Frequently Asked Questions
What is Lapsing Into a Comma about?
Bill Walsh’s opinionated, humorous guide to the fine points of grammar, punctuation, and usage in modern publishing, written by a Washington Post copy chief who goes beyond the standard stylebooks to argue, with personality, for how language should be handled.
What makes it different from other usage guides?
Its voice. Walsh argues, grumbles, and mocks common errors with genuine wit rather than flatly listing rules, which makes the fine distinctions memorable. For a reader who finds standard style guides a chore, the personality turns usage study into something close to fun.
Is it a replacement for a style guide?
No. It is a complement, roaming and entertaining rather than covering the field systematically. Where standard references give the rule, Walsh gives the judgment and the exceptions, so a writer still needs a comprehensive guide for thorough coverage.

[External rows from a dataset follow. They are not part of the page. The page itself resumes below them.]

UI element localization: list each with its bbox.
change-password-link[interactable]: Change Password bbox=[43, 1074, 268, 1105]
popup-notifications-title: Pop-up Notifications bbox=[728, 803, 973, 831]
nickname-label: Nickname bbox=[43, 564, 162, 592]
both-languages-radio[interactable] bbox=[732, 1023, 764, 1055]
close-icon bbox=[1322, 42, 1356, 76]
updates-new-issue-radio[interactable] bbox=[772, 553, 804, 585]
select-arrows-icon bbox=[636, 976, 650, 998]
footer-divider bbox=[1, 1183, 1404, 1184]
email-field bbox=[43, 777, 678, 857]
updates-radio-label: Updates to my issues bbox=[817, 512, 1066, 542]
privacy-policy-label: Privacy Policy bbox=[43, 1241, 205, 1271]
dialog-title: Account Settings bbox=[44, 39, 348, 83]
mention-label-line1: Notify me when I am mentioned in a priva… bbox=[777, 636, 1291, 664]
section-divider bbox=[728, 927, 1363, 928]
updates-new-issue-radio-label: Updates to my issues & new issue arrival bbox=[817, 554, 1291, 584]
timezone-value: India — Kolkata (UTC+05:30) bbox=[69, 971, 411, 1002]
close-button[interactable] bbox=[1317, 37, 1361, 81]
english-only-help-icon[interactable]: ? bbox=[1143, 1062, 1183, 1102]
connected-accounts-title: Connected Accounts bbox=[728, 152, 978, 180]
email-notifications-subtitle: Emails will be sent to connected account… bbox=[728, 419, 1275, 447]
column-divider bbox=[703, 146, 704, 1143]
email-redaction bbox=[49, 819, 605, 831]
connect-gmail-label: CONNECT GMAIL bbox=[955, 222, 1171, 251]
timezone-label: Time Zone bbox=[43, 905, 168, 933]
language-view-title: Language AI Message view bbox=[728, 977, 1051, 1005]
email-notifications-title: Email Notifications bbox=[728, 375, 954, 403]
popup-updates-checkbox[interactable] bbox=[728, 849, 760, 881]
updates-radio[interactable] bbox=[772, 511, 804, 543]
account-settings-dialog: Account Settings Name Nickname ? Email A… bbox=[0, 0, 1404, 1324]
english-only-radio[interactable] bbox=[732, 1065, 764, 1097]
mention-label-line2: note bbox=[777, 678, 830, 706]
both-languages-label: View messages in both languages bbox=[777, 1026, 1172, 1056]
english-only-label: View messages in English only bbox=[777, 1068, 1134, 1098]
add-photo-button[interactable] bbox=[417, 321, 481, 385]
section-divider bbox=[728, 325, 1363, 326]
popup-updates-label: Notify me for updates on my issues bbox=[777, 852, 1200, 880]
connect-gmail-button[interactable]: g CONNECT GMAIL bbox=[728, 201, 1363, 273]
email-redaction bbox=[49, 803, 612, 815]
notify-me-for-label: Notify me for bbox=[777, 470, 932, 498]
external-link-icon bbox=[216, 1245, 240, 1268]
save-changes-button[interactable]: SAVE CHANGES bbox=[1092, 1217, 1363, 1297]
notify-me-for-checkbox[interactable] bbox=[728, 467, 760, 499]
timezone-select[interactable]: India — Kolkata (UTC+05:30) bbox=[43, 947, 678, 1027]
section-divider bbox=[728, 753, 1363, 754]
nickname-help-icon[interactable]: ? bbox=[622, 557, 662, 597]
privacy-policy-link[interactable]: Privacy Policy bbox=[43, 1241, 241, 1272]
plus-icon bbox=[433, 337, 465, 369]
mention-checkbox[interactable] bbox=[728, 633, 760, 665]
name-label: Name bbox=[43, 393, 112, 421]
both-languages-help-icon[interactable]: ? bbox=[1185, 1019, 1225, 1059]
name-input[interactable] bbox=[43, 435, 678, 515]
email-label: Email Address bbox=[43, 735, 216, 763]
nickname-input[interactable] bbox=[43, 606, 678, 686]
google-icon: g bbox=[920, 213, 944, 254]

Are its opinions authoritative?
They are one expert’s well-argued views, sometimes idiosyncratic or contrarian, and occasionally simply a preference. The book is best taken as a sharp professional second opinion rather than settled law.
Who should read it?
Writers and editors who care about getting usage right and would rather be entertained than lectured, especially anyone doing their own copyediting who wants a working professional’s judgment on the genuinely tricky cases.